Costs in the SDT
Faced with an investigation by the Solicitors Regulation Authority (SRA) a solicitor may not only have to defend serious allegations, but also be ordered to pay the costs of the investigation and any Solicitors Disciplinary Tribunal (SDT) hearing.
The SRA can, and will, seek its legal costs — including that of any investigating accountant.
Though the SDT can choose to make such order on costs as it thinks fit — be it a contribution, full reasonable costs or a fixed amount of costs — in accordance with the SDT guidance notes on sanctions, the SDT will usually look to award the SRA its reasonable costs regardless of eventual outcome/sanction, on the basis that its regulatory function requires the costs to be expended and thus recovered where reasonable (Baxendale-Walker v The Law Society).
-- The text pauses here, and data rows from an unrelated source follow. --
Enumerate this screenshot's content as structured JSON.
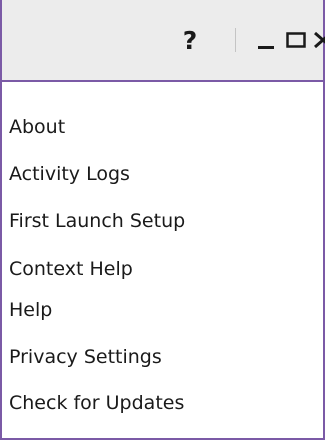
{
  "titlebar": {
    "help_symbol": "?",
    "icons": [
      "question-mark-icon",
      "minimize-icon",
      "maximize-icon",
      "close-icon"
    ]
  },
  "menu": {
    "items": [
      {
        "label": "About"
      },
      {
        "label": "Activity Logs"
      },
      {
        "label": "First Launch Setup"
      },
      {
        "label": "Context Help"
      },
      {
        "label": "Help"
      },
      {
        "label": "Privacy Settings"
      },
      {
        "label": "Check for Updates"
      }
    ]
  },
  "colors": {
    "accent_border": "#7b5aa6",
    "titlebar_bg": "#ececec",
    "text": "#1a1a1a"
  }
}
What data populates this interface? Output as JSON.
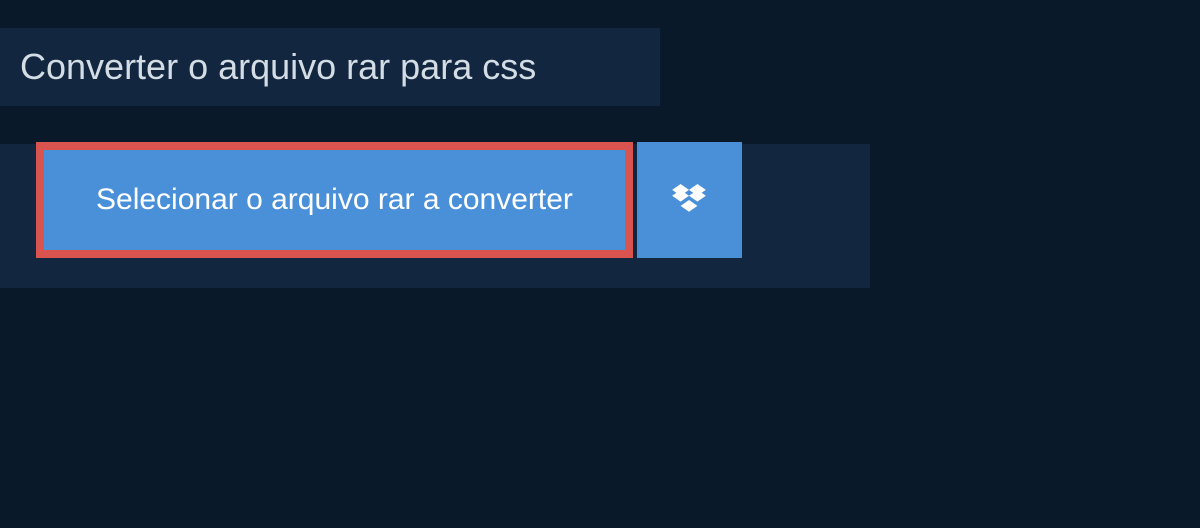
{
  "header": {
    "title": "Converter o arquivo rar para css"
  },
  "buttons": {
    "select_file_label": "Selecionar o arquivo rar a converter"
  },
  "colors": {
    "background": "#0a1929",
    "panel": "#12273f",
    "button_primary": "#4a90d9",
    "button_highlight_border": "#d9534f",
    "text_light": "#d4dde5",
    "text_white": "#ffffff"
  }
}
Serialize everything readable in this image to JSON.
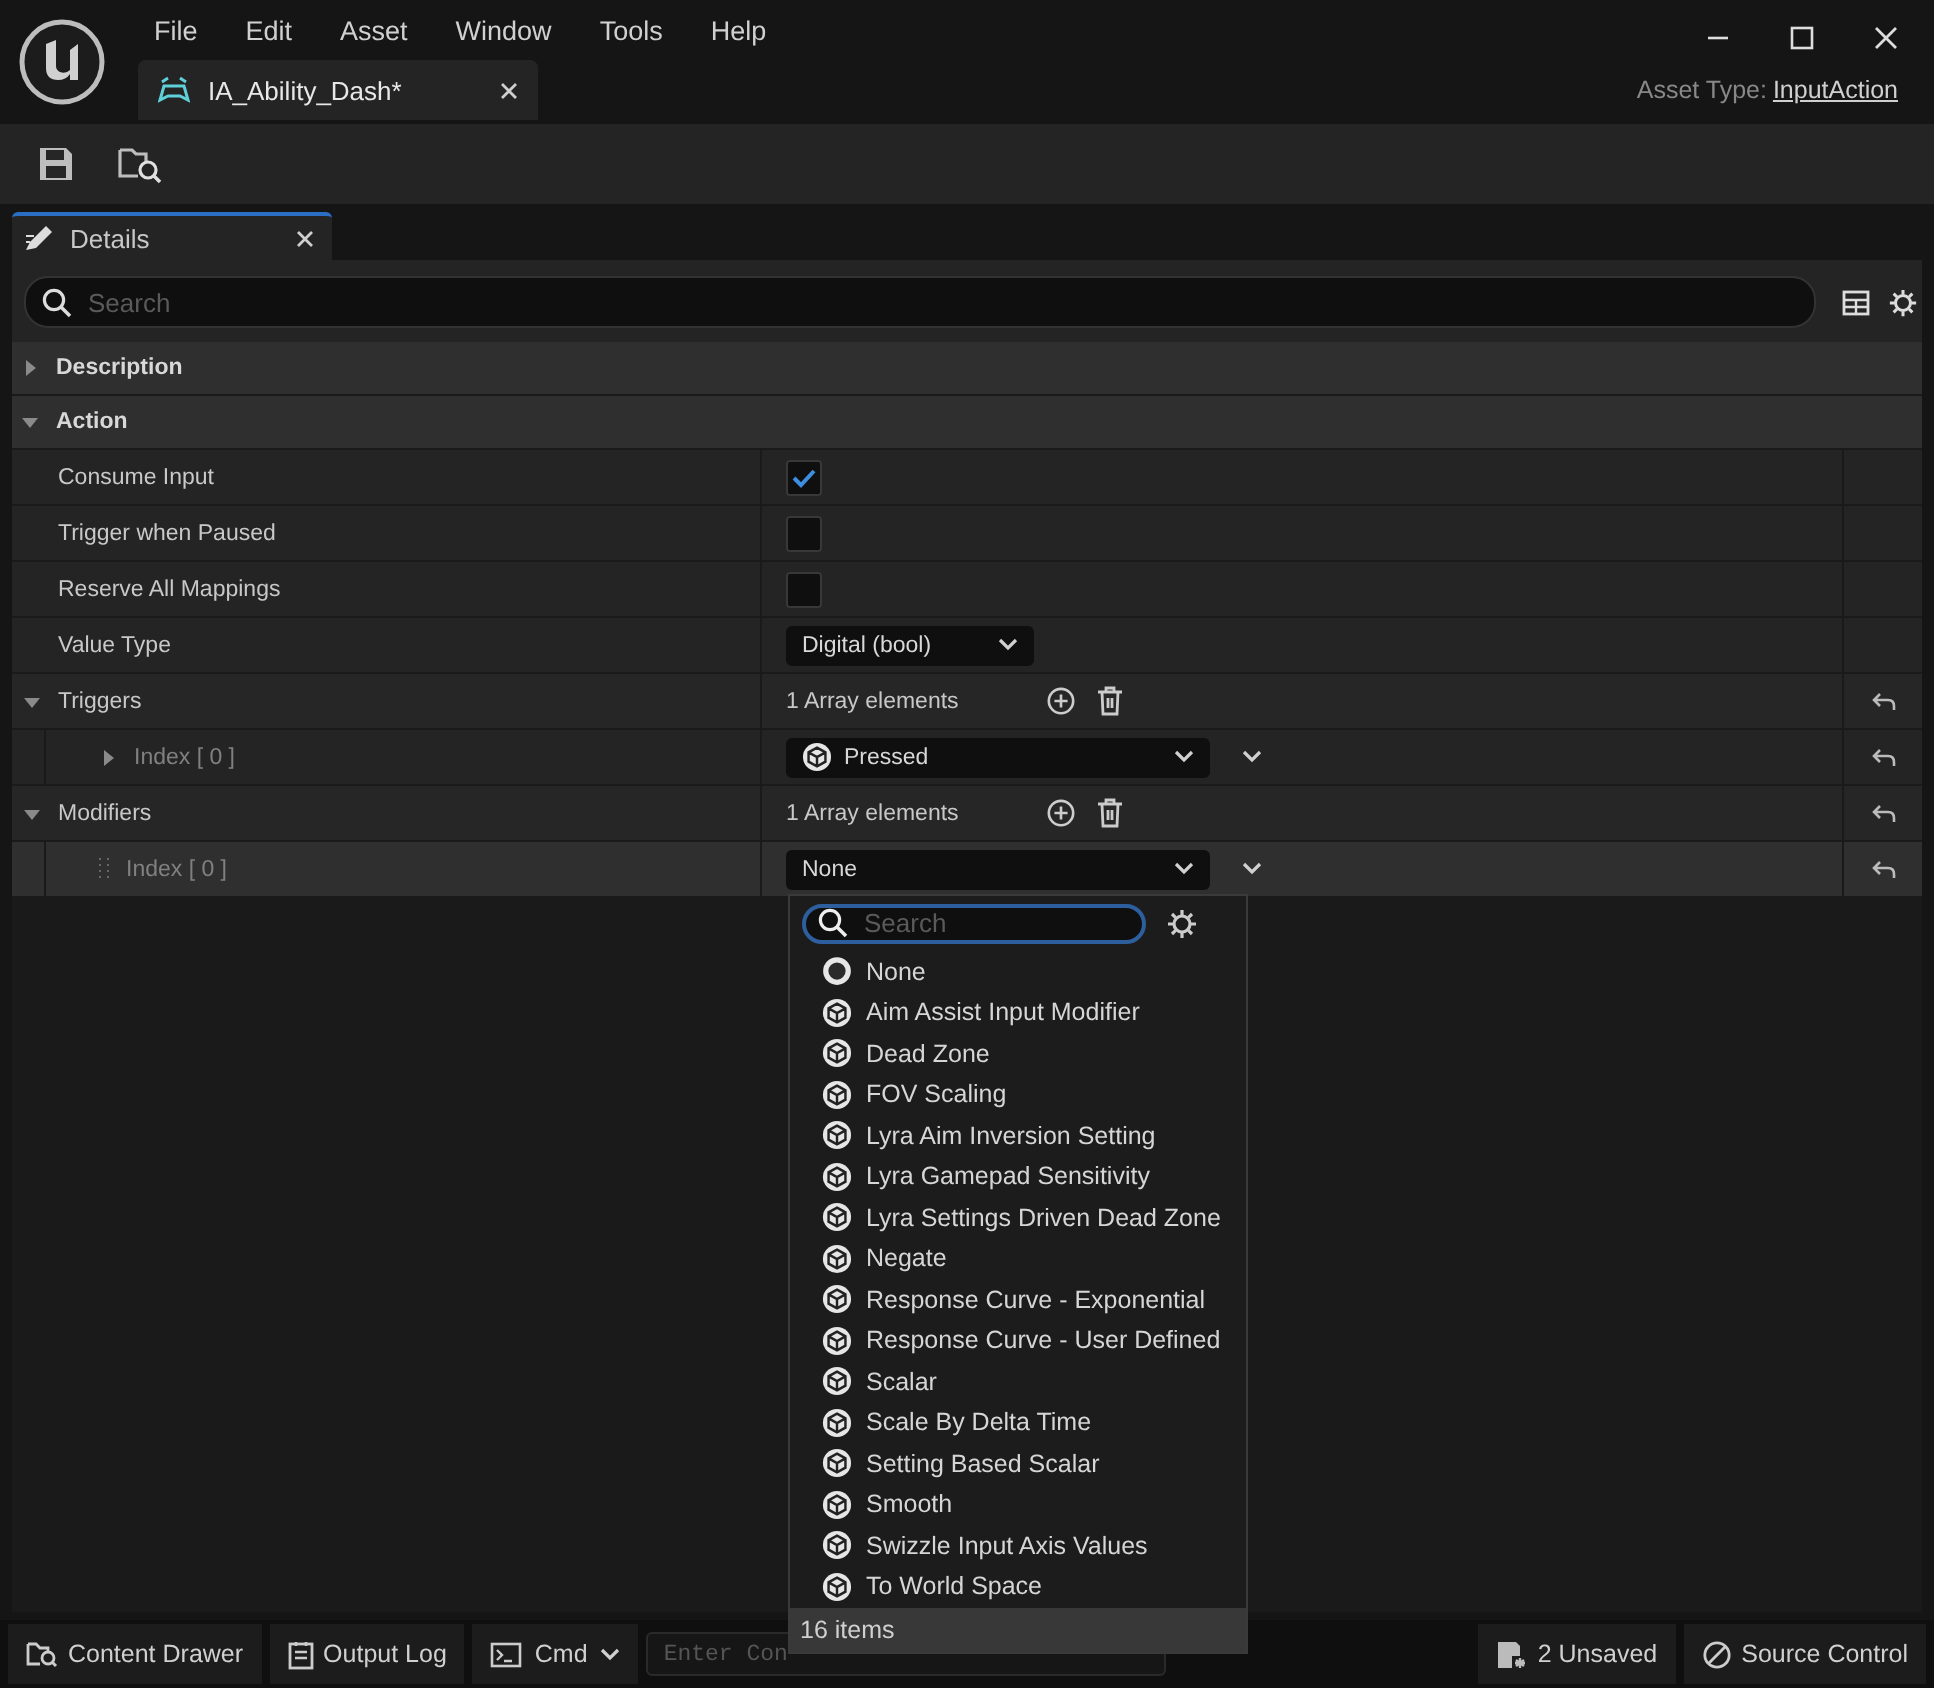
{
  "menu": [
    "File",
    "Edit",
    "Asset",
    "Window",
    "Tools",
    "Help"
  ],
  "document_tab": {
    "title": "IA_Ability_Dash*",
    "selected": true
  },
  "asset_type": {
    "label": "Asset Type:",
    "value": "InputAction"
  },
  "details_tab": {
    "title": "Details"
  },
  "search": {
    "placeholder": "Search"
  },
  "categories": [
    {
      "label": "Description",
      "expanded": false
    },
    {
      "label": "Action",
      "expanded": true,
      "properties": [
        {
          "kind": "checkbox",
          "label": "Consume Input",
          "checked": true
        },
        {
          "kind": "checkbox",
          "label": "Trigger when Paused",
          "checked": false
        },
        {
          "kind": "checkbox",
          "label": "Reserve All Mappings",
          "checked": false
        },
        {
          "kind": "dropdown",
          "label": "Value Type",
          "value": "Digital (bool)"
        },
        {
          "kind": "array",
          "label": "Triggers",
          "expanded": true,
          "count": "1 Array elements",
          "items": [
            {
              "label": "Index [ 0 ]",
              "value": "Pressed",
              "has_icon": true,
              "expandable": true,
              "selected": false
            }
          ]
        },
        {
          "kind": "array",
          "label": "Modifiers",
          "expanded": true,
          "count": "1 Array elements",
          "items": [
            {
              "label": "Index [ 0 ]",
              "value": "None",
              "has_icon": false,
              "expandable": false,
              "selected": true
            }
          ]
        }
      ]
    }
  ],
  "popup": {
    "search_placeholder": "Search",
    "footer": "16 items",
    "options": [
      {
        "label": "None",
        "kind": "none"
      },
      {
        "label": "Aim Assist Input Modifier",
        "kind": "class"
      },
      {
        "label": "Dead Zone",
        "kind": "class"
      },
      {
        "label": "FOV Scaling",
        "kind": "class"
      },
      {
        "label": "Lyra Aim Inversion Setting",
        "kind": "class"
      },
      {
        "label": "Lyra Gamepad Sensitivity",
        "kind": "class"
      },
      {
        "label": "Lyra Settings Driven Dead Zone",
        "kind": "class"
      },
      {
        "label": "Negate",
        "kind": "class"
      },
      {
        "label": "Response Curve - Exponential",
        "kind": "class"
      },
      {
        "label": "Response Curve - User Defined",
        "kind": "class"
      },
      {
        "label": "Scalar",
        "kind": "class"
      },
      {
        "label": "Scale By Delta Time",
        "kind": "class"
      },
      {
        "label": "Setting Based Scalar",
        "kind": "class"
      },
      {
        "label": "Smooth",
        "kind": "class"
      },
      {
        "label": "Swizzle Input Axis Values",
        "kind": "class"
      },
      {
        "label": "To World Space",
        "kind": "class"
      }
    ]
  },
  "status_bar": {
    "content_drawer": "Content Drawer",
    "output_log": "Output Log",
    "cmd": "Cmd",
    "console_placeholder": "Enter Con",
    "unsaved": "2 Unsaved",
    "source_control": "Source Control"
  }
}
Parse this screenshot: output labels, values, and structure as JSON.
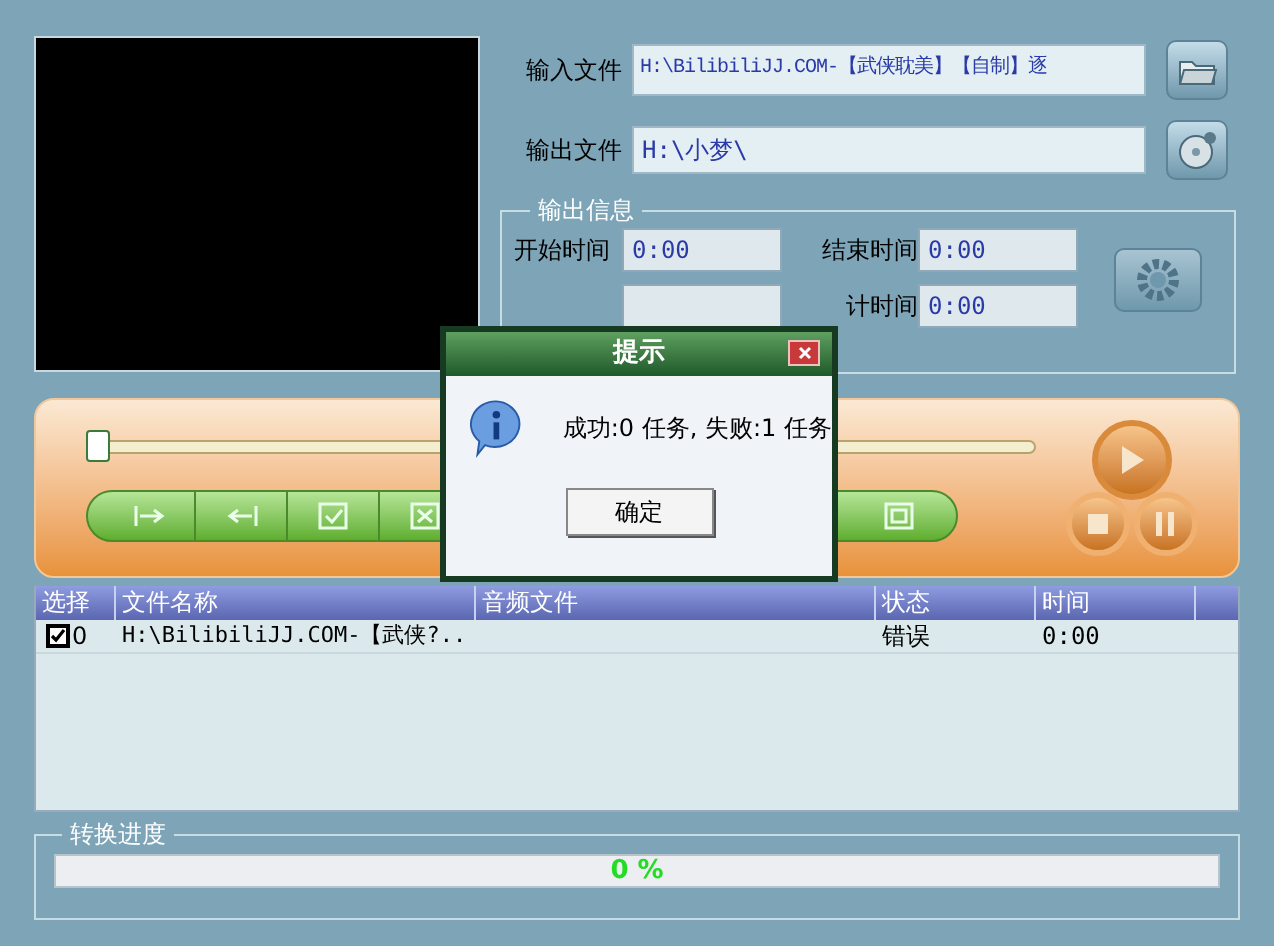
{
  "input_file": {
    "label": "输入文件",
    "value": "H:\\BilibiliJJ.COM-【武侠耽美】【自制】逐"
  },
  "output_file": {
    "label": "输出文件",
    "value": "H:\\小梦\\"
  },
  "output_info": {
    "title": "输出信息",
    "fields": [
      {
        "label": "开始时间",
        "value": "0:00"
      },
      {
        "label": "结束时间",
        "value": "0:00"
      },
      {
        "label": "计时间",
        "value": "0:00"
      }
    ]
  },
  "timeline": {
    "level": 0.0
  },
  "table": {
    "columns": [
      "选择",
      "文件名称",
      "音频文件",
      "状态",
      "时间"
    ],
    "rows": [
      {
        "checked": true,
        "index": "0",
        "file": "H:\\BilibiliJJ.COM-【武侠?..",
        "audio": "",
        "status": "错误",
        "time": "0:00"
      }
    ]
  },
  "progress": {
    "title": "转换进度",
    "level": 0.0,
    "reading": "0 %"
  },
  "dialog": {
    "title": "提示",
    "message": "成功:0 任务, 失败:1 任务",
    "button": "确定"
  }
}
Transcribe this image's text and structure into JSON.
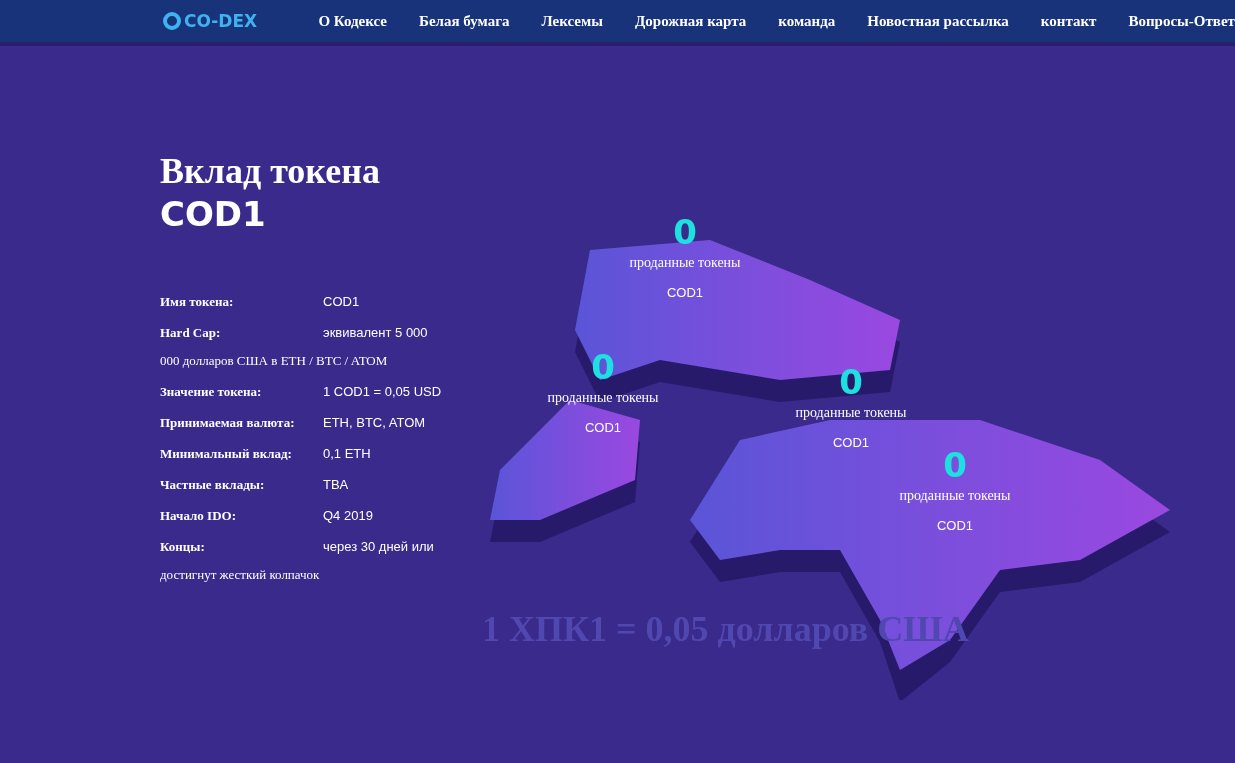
{
  "logo": {
    "text": "CO-DEX"
  },
  "nav": [
    "О Кодексе",
    "Белая бумага",
    "Лексемы",
    "Дорожная карта",
    "команда",
    "Новостная рассылка",
    "контакт",
    "Вопросы-Ответ"
  ],
  "title": "Вклад токена",
  "subtitle": "COD1",
  "details": [
    {
      "label": "Имя токена:",
      "value": "COD1"
    },
    {
      "label": "Hard Cap:",
      "value": "эквивалент 5 000",
      "cont": "000 долларов США в ETH / BTC / ATOM"
    },
    {
      "label": "Значение токена:",
      "value": "1 COD1 = 0,05 USD"
    },
    {
      "label": "Принимаемая валюта:",
      "value": "ETH, BTC, ATOM"
    },
    {
      "label": "Минимальный вклад:",
      "value": "0,1 ETH"
    },
    {
      "label": "Частные вклады:",
      "value": "TBA"
    },
    {
      "label": "Начало IDO:",
      "value": "Q4 2019"
    },
    {
      "label": "Концы:",
      "value": "через 30 дней или",
      "cont": "достигнут жесткий колпачок"
    }
  ],
  "markers": [
    {
      "count": "0",
      "label": "проданные токены",
      "token": "COD1"
    },
    {
      "count": "0",
      "label": "проданные токены",
      "token": "COD1"
    },
    {
      "count": "0",
      "label": "проданные токены",
      "token": "COD1"
    },
    {
      "count": "0",
      "label": "проданные токены",
      "token": "COD1"
    }
  ],
  "price_banner": "1 ХПК1 = 0,05 долларов США"
}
Furthermore, unlike the broad costs principle of ‘winner wins costs’, a solicitor successfully defending (even all) the allegations against them in the SDT, will not necessarily recover any legal costs from the SRA.
To reverse this position, we have experience in assisting solicitors to adduce:
- Separate and compelling evidence to argue against paying the regulator’s costs (Broomhead v SRA).
- Seeking own costs and the reasonableness of the regulator’s actions in pursuing any or all of the allegations.
- The proportionality of costs sought given the eventual findings and preventing costs being an additional penalty (R v Northallerton Magistrates Court ex parte Dove).
- Financial information on ability to pay.